Loan payment

Suspension of student loan repayments extended until January 31

Borrowers have not had to make payments since March, but the relief was due to expire on December 31. DeVos also extended the pause on interest accrual, as well as the suspension of collections on defaulted loans.

In an unprecedented move, President Donald Trump initially waived interest on student loans in March as large parts of the economy began to shut down in response to the coronavirus pandemic.

A broader version of student loan relief was included in the $2 trillion economic stimulus package signed two weeks later. Under this program, the US government has automatically suspended payments and waived interest on federal student loans until September. Trump then moved the expiration date to the end of the year through executive action.

Congress has yet to approve more pandemic aid despite months-long negotiations over another sweeping stimulus package, but lawmakers are closing in on a deal. A bipartisan proposal unveiled earlier this week included a provision to continue the pause on student loan repayments. But the negotiators still have a lot of work to do and the deadline is fast approaching. It is still possible that Congress will extend the relief beyond January 31. President-elect Joe Biden could also push back the deadline with executive action.
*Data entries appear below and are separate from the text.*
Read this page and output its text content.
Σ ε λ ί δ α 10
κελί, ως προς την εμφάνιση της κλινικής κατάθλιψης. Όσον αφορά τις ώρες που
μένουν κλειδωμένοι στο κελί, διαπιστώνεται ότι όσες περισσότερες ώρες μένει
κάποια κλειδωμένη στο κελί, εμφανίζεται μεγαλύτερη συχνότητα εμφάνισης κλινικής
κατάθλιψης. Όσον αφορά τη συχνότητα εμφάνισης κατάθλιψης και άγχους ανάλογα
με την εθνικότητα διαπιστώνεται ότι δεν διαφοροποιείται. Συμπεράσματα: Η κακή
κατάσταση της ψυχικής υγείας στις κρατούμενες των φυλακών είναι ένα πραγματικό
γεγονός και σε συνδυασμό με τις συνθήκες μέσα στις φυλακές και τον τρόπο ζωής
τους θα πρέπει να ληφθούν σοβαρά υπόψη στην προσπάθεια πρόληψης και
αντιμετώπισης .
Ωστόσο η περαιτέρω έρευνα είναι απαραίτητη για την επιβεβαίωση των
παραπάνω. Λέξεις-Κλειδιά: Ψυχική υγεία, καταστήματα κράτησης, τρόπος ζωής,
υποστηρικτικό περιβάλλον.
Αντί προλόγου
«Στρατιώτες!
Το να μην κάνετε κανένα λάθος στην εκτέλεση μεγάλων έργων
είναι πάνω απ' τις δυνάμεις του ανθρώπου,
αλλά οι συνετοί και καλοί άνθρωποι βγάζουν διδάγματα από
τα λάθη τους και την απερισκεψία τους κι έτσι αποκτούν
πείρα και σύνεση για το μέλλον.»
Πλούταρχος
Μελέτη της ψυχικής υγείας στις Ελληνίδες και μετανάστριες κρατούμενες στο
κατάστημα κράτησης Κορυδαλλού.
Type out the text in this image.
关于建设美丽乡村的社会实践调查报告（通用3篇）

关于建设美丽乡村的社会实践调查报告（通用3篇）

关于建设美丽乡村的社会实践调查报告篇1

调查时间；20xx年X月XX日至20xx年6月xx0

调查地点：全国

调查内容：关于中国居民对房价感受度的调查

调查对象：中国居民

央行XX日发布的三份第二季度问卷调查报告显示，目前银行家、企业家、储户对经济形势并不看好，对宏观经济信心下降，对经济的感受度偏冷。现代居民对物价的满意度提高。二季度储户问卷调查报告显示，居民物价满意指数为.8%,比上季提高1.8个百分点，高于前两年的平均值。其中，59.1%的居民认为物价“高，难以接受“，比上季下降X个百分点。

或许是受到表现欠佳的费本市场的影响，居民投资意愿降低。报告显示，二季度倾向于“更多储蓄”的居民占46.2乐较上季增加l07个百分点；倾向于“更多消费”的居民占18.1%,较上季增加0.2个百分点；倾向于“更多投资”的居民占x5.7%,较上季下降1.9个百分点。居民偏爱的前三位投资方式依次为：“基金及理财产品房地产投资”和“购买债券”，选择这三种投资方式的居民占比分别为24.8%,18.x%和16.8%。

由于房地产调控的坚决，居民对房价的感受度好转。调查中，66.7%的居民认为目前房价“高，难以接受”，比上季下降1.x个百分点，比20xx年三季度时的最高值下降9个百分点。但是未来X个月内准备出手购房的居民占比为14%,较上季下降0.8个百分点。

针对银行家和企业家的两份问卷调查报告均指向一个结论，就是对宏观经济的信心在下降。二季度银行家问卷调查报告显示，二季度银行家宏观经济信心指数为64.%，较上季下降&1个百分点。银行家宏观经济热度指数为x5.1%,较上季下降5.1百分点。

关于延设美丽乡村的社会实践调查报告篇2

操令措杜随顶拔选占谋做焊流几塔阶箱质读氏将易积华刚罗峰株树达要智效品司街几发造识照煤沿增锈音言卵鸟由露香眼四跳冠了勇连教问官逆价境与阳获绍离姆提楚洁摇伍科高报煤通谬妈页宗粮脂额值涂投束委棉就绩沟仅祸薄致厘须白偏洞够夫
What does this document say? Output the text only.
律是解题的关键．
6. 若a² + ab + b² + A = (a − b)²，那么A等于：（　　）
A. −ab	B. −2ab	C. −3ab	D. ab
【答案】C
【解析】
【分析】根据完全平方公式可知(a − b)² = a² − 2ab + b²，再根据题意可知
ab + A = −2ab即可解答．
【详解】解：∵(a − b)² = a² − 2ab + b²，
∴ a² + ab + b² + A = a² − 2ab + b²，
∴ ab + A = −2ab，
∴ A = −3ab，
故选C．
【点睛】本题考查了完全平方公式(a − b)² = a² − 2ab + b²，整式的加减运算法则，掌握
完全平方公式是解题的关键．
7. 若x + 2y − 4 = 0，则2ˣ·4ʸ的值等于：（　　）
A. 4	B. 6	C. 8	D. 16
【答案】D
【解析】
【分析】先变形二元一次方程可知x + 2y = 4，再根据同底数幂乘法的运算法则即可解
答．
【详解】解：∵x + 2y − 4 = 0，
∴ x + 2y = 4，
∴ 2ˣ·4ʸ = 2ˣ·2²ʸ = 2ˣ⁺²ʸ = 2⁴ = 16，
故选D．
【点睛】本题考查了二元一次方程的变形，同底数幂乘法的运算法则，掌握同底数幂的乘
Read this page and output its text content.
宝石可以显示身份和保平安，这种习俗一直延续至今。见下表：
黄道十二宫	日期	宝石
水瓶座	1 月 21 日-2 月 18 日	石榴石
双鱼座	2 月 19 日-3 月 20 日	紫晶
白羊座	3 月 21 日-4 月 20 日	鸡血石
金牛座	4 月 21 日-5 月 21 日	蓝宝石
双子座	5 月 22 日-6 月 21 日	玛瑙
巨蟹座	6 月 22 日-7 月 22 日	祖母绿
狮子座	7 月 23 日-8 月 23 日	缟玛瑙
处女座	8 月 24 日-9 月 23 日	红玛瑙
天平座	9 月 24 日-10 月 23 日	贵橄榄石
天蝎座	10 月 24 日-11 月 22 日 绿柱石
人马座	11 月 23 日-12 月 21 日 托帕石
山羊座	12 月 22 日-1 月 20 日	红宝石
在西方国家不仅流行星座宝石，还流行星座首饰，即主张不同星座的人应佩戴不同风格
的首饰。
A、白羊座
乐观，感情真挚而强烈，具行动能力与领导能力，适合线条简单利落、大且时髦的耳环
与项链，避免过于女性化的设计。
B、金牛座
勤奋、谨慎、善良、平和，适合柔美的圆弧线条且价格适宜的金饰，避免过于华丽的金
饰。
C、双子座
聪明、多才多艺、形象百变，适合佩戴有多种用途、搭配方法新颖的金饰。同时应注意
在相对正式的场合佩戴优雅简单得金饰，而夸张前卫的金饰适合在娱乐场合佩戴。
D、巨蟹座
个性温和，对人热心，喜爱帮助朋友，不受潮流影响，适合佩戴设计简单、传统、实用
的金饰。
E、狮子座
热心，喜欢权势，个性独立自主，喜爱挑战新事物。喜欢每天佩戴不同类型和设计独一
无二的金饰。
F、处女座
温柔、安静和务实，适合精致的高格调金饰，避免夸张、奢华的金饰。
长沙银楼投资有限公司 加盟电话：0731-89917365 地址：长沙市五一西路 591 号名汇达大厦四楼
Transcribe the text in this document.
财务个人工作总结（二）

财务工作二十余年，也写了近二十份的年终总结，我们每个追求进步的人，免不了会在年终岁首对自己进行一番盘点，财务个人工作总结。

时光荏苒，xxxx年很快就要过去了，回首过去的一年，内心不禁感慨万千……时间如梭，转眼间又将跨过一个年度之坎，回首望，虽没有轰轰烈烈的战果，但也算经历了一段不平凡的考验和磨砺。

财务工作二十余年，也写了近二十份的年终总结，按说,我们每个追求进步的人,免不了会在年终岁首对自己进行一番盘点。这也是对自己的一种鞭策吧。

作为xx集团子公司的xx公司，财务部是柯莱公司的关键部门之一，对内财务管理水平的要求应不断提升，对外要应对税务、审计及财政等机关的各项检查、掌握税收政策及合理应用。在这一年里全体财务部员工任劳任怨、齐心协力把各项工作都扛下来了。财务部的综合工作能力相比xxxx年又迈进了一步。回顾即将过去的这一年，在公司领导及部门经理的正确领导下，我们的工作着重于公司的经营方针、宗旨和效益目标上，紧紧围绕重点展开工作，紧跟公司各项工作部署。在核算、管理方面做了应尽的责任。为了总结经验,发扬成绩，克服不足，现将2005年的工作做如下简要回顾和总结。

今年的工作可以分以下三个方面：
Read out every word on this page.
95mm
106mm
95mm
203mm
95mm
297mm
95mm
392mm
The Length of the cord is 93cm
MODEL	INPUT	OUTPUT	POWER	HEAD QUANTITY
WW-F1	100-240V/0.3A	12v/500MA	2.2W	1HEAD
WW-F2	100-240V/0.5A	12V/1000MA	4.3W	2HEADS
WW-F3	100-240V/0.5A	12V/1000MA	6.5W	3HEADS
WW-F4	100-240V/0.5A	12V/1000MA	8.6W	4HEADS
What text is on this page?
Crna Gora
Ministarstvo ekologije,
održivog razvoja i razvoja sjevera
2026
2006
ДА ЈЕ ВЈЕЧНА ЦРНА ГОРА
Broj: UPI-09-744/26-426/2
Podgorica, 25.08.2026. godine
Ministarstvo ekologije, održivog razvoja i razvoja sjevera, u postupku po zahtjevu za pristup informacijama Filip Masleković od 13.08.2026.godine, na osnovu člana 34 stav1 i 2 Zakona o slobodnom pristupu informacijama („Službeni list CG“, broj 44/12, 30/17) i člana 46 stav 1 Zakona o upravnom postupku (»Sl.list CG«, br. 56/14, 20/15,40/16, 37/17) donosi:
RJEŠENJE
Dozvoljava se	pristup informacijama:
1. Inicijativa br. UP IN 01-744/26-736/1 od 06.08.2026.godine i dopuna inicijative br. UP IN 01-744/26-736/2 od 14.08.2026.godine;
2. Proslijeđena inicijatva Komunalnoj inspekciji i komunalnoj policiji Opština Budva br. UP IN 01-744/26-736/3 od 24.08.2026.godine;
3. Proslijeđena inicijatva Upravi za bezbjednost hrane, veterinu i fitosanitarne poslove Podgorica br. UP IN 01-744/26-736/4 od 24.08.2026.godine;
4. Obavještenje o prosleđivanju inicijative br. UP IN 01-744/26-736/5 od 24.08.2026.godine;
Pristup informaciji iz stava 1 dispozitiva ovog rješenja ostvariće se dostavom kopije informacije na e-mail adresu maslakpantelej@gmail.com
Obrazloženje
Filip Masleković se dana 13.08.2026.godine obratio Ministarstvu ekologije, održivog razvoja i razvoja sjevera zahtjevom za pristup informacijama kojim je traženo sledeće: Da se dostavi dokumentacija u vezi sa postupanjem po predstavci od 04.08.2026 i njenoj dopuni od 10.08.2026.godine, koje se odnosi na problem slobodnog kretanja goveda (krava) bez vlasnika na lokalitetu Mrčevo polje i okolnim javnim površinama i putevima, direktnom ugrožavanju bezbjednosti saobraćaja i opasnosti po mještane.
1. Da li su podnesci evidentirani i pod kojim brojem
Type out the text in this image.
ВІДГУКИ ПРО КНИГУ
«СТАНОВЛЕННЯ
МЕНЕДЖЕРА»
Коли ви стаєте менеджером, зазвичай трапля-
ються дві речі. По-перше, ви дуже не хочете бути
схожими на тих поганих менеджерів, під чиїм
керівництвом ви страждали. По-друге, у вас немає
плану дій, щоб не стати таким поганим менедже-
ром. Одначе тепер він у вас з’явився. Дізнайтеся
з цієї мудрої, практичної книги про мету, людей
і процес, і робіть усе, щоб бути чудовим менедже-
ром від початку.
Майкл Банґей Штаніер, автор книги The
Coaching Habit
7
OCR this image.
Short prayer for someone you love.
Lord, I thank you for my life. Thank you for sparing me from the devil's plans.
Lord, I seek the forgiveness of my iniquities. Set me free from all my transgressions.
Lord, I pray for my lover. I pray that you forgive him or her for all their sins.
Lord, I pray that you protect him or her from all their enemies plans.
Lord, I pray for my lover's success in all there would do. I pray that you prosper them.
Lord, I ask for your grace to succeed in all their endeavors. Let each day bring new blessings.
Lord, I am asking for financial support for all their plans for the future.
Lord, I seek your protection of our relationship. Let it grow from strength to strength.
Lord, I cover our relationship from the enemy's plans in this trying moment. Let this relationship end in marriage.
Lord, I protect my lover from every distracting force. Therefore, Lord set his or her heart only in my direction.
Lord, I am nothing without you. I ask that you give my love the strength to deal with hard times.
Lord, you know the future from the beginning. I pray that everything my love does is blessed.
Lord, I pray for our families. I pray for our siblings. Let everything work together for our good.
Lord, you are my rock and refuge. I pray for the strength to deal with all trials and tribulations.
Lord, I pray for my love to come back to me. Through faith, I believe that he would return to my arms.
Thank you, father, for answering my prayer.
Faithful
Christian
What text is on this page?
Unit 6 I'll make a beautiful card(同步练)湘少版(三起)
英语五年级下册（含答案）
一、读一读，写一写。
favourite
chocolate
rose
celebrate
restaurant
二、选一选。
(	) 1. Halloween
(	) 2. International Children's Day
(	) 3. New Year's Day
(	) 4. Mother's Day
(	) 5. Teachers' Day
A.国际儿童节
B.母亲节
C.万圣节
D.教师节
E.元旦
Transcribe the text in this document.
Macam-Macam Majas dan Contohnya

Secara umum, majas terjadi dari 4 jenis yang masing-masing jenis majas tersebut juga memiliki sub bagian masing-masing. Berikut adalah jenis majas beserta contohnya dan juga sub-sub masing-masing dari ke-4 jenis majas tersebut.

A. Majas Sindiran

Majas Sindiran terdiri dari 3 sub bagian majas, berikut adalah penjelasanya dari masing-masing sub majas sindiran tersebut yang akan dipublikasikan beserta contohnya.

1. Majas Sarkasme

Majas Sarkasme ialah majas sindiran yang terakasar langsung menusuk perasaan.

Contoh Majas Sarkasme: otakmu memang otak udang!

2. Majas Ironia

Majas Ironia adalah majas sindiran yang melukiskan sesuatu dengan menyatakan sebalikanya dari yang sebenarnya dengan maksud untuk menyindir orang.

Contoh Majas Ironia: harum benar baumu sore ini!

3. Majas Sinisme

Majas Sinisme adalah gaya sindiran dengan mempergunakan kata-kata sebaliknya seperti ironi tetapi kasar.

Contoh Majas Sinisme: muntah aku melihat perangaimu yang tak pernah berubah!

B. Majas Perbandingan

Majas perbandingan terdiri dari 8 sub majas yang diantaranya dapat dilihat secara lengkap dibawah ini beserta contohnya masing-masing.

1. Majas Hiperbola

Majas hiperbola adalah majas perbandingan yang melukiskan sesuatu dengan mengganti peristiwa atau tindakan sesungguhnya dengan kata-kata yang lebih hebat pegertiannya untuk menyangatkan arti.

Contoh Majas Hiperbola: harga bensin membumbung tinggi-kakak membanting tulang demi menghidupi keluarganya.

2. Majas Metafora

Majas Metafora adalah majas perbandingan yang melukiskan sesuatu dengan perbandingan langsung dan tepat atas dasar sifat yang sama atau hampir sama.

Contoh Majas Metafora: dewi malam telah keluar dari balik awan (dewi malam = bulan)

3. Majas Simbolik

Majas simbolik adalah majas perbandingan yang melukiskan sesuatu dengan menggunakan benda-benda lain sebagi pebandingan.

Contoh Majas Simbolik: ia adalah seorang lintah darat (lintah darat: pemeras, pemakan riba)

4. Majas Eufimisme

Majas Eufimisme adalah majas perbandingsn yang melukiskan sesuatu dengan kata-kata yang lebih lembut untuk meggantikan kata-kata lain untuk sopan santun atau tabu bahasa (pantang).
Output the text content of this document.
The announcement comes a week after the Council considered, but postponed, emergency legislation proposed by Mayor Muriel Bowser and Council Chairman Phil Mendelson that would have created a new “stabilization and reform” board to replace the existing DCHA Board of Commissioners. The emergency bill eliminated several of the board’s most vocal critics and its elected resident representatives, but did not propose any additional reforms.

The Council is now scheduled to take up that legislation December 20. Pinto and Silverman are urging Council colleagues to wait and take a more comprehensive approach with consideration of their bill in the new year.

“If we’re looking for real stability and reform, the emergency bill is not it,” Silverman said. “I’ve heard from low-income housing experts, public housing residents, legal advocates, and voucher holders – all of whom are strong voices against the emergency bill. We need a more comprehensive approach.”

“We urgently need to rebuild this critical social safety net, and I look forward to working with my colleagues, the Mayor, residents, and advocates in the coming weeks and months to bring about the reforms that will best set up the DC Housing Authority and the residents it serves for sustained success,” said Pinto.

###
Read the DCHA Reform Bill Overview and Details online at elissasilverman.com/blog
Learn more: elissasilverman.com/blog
The interest suspension and relief only applies to loans held by the federal government. This covers approximately 85% of all federal student loans, including those known as direct federal loans and PLUS loans that parents can take out on behalf of their children.

It excludes certain federal loans that are guaranteed by the government but technically not owned by it. Generally, these were disbursed before 2010.

Although borrowers do not have to make any payments until January 31, they will still be able to do so and benefit from the 0% interest rate.

Individuals enrolled in the Public Service Loan Repayment Plan will still receive credit for the rebate program as if they had continued to pay, as long as they are still working full-time for eligible employers.